После обеда, повеселевший и полный сил, я собрался навестить фабрику доктора Кригера. Конечно, неплохо было бы заглянуть перед этим в лабораторию, но я подумал, что Гитлер будет отслеживать мои перемещения и решил сначала выполнить приказ, а уж потом заняться своими делами.
В парадной я столкнулся с «моей» женой. Она недавно откуда‑то вернулась и стояла с фетровой шляпкой в руках, на которой сверкали капли растаявших снежинок.

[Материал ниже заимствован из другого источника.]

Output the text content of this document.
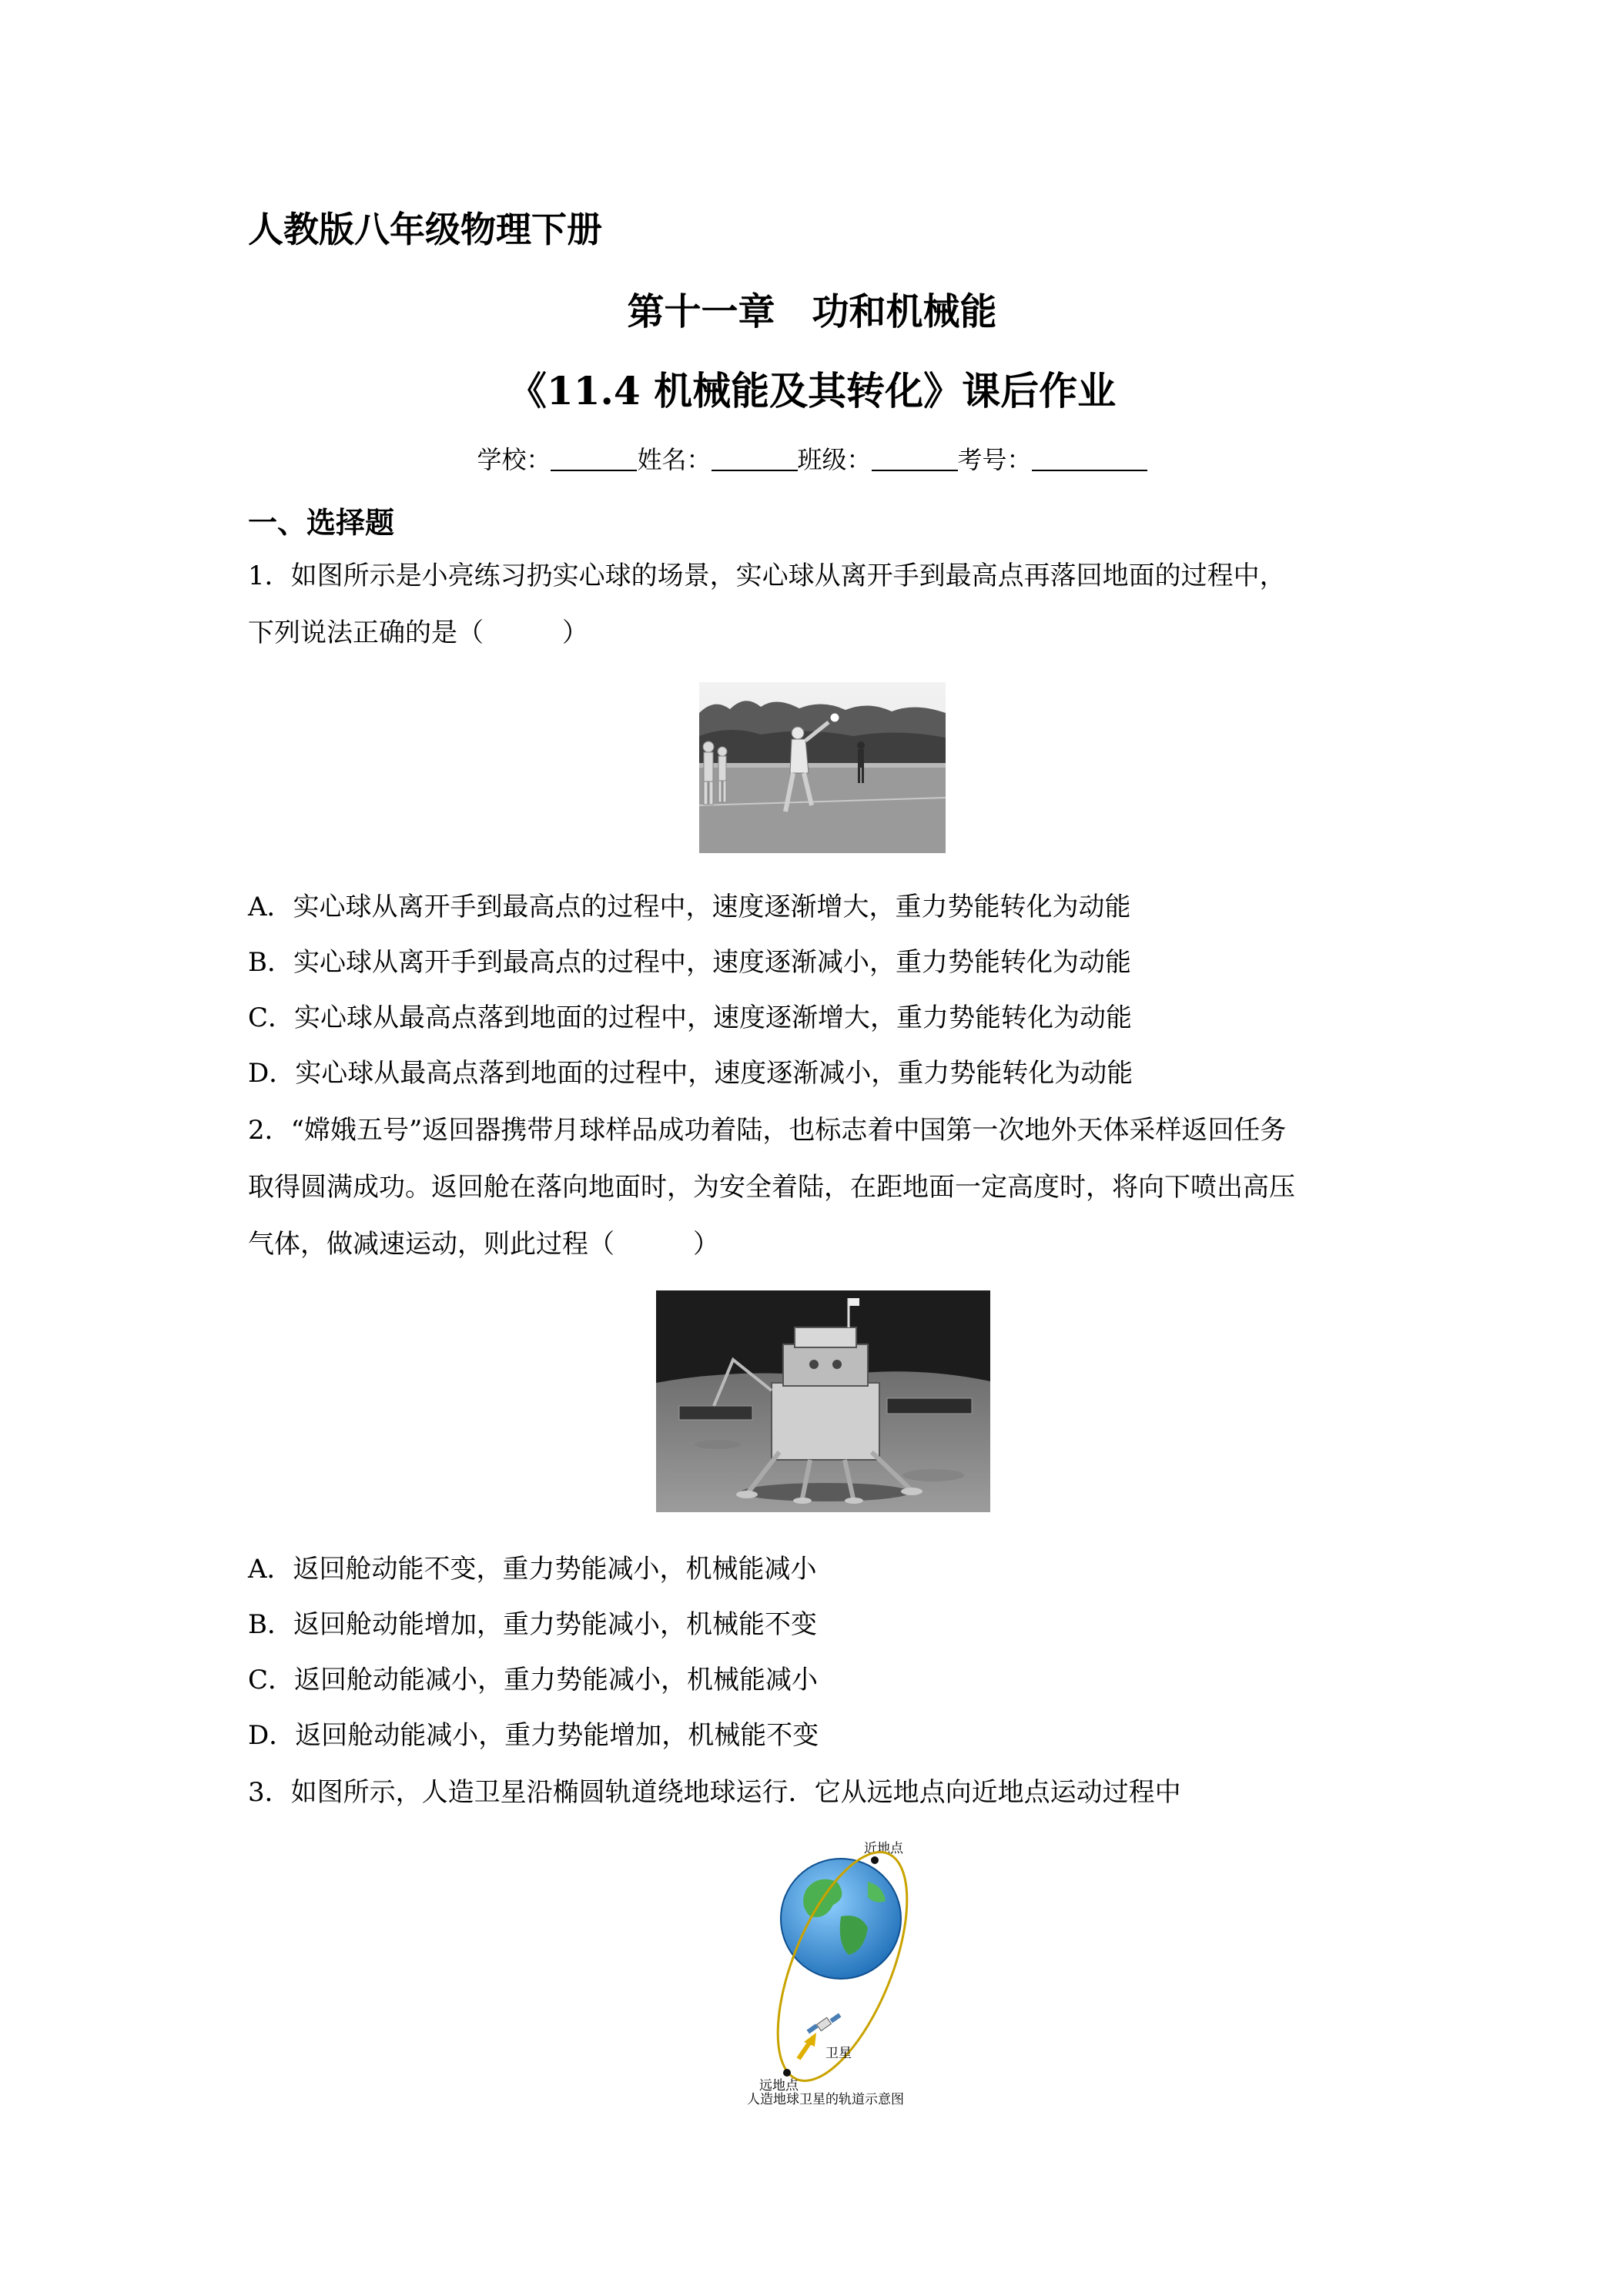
人教版八年级物理下册
第十一章　功和机械能
《11.4 机械能及其转化》课后作业
学校：	姓名：	班级：	考号：
一、选择题
1．如图所示是小亮练习扔实心球的场景，实心球从离开手到最高点再落回地面的过程中，
下列说法正确的是（　　　）
A．实心球从离开手到最高点的过程中，速度逐渐增大，重力势能转化为动能
B．实心球从离开手到最高点的过程中，速度逐渐减小，重力势能转化为动能
C．实心球从最高点落到地面的过程中，速度逐渐增大，重力势能转化为动能
D．实心球从最高点落到地面的过程中，速度逐渐减小，重力势能转化为动能
2．“嫦娥五号”返回器携带月球样品成功着陆，也标志着中国第一次地外天体采样返回任务
取得圆满成功。返回舱在落向地面时，为安全着陆，在距地面一定高度时，将向下喷出高压
气体，做减速运动，则此过程（　　　）
A．返回舱动能不变，重力势能减小，机械能减小
B．返回舱动能增加，重力势能减小，机械能不变
C．返回舱动能减小，重力势能减小，机械能减小
D．返回舱动能减小，重力势能增加，机械能不变
3．如图所示，人造卫星沿椭圆轨道绕地球运行．它从远地点向近地点运动过程中
近地点
卫星
远地点
人造地球卫星的轨道示意图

Густые волосы рыжими волнами рассыпались по беличьей шубке, на щеках играл румянец, изумрудные глаза радостно сверкали. Чёрные шерстяные чулки выглядывали из‑под широкой жаккардовой юбки в тон тёмно — коричневым ботинкам на высоком каблуке.
— Ты куда‑то собрался, милый? — спросила Сванхильда, изящным движением повесив шляпку на рог вешалки.

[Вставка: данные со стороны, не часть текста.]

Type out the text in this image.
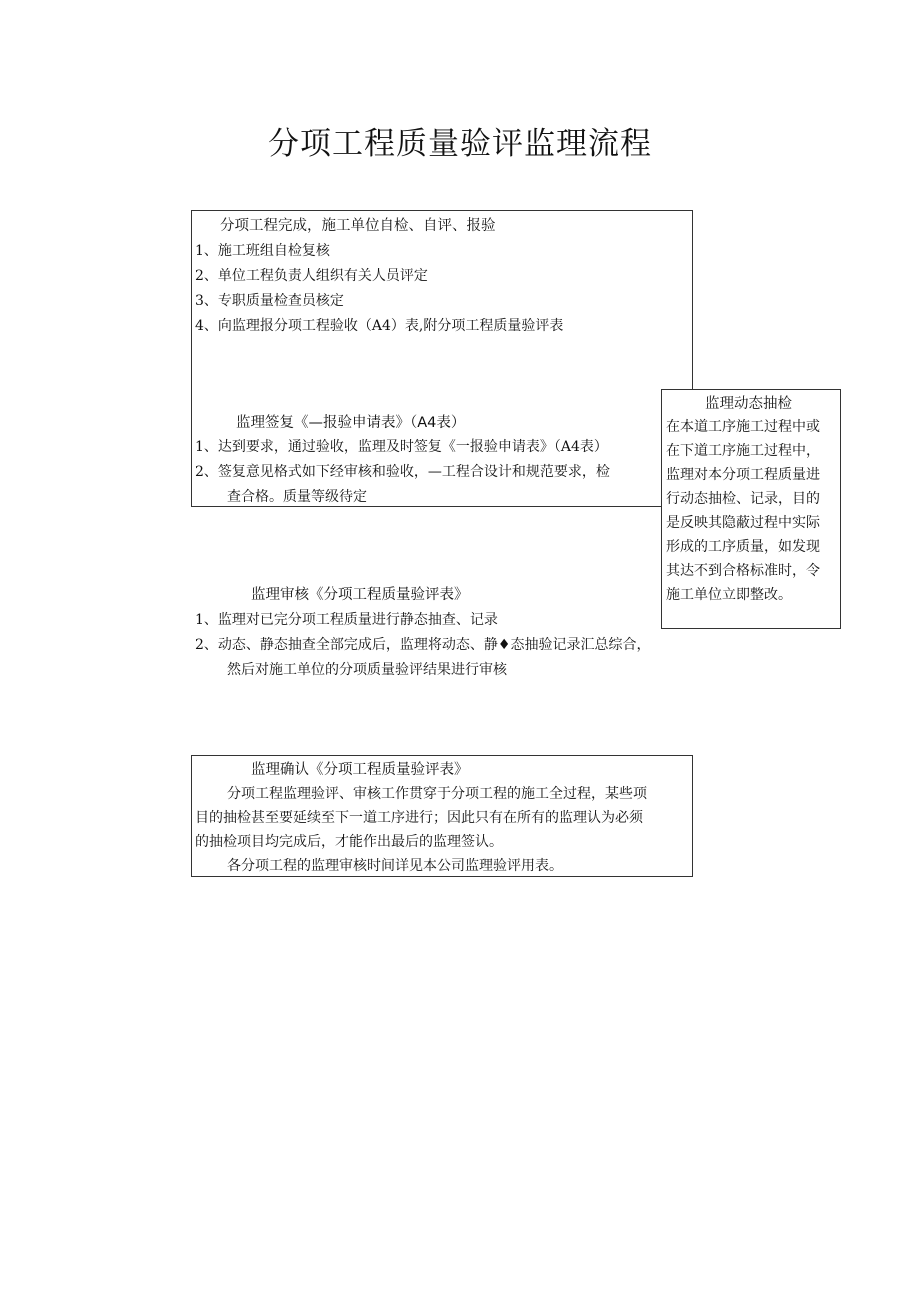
分项工程质量验评监理流程
分项工程完成，施工单位自检、自评、报验
1、施工班组自检复核
2、单位工程负责人组织有关人员评定
3、专职质量检查员核定
4、向监理报分项工程验收（A4）表,附分项工程质量验评表
监理签复《—报验申请表》（A4表）
1、达到要求，通过验收，监理及时签复《一报验申请表》（A4表）
2、签复意见格式如下经审核和验收，—工程合设计和规范要求，检
查合格。质量等级待定
监理动态抽检
在本道工序施工过程中或
在下道工序施工过程中，
监理对本分项工程质量进
行动态抽检、记录，目的
是反映其隐蔽过程中实际
形成的工序质量，如发现
其达不到合格标准时，令
施工单位立即整改。
监理审核《分项工程质量验评表》
1、监理对已完分项工程质量进行静态抽查、记录
2、动态、静态抽查全部完成后，监理将动态、静♦态抽验记录汇总综合，
然后对施工单位的分项质量验评结果进行审核
监理确认《分项工程质量验评表》
分项工程监理验评、审核工作贯穿于分项工程的施工全过程，某些项
目的抽检甚至要延续至下一道工序进行；因此只有在所有的监理认为必须
的抽检项目均完成后，才能作出最后的监理签认。
各分项工程的监理审核时间详见本公司监理验评用表。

— Да, решил навестить Кригера. Ты вчера говорила: он хочет поговорить со мной, — сказал я, помог ей снять шубку и повесил на крюк под шляпкой.
— Так поздно? Но ведь скоро ночь! Ты не боишься?
— Кого, дорогая? Волков или мороза? Мы живём в Германии, самой спокойной стране в мире. Бояться надо фюрера: он дал мне мало времени и пригрозил расправой, если я не управлюсь в срок.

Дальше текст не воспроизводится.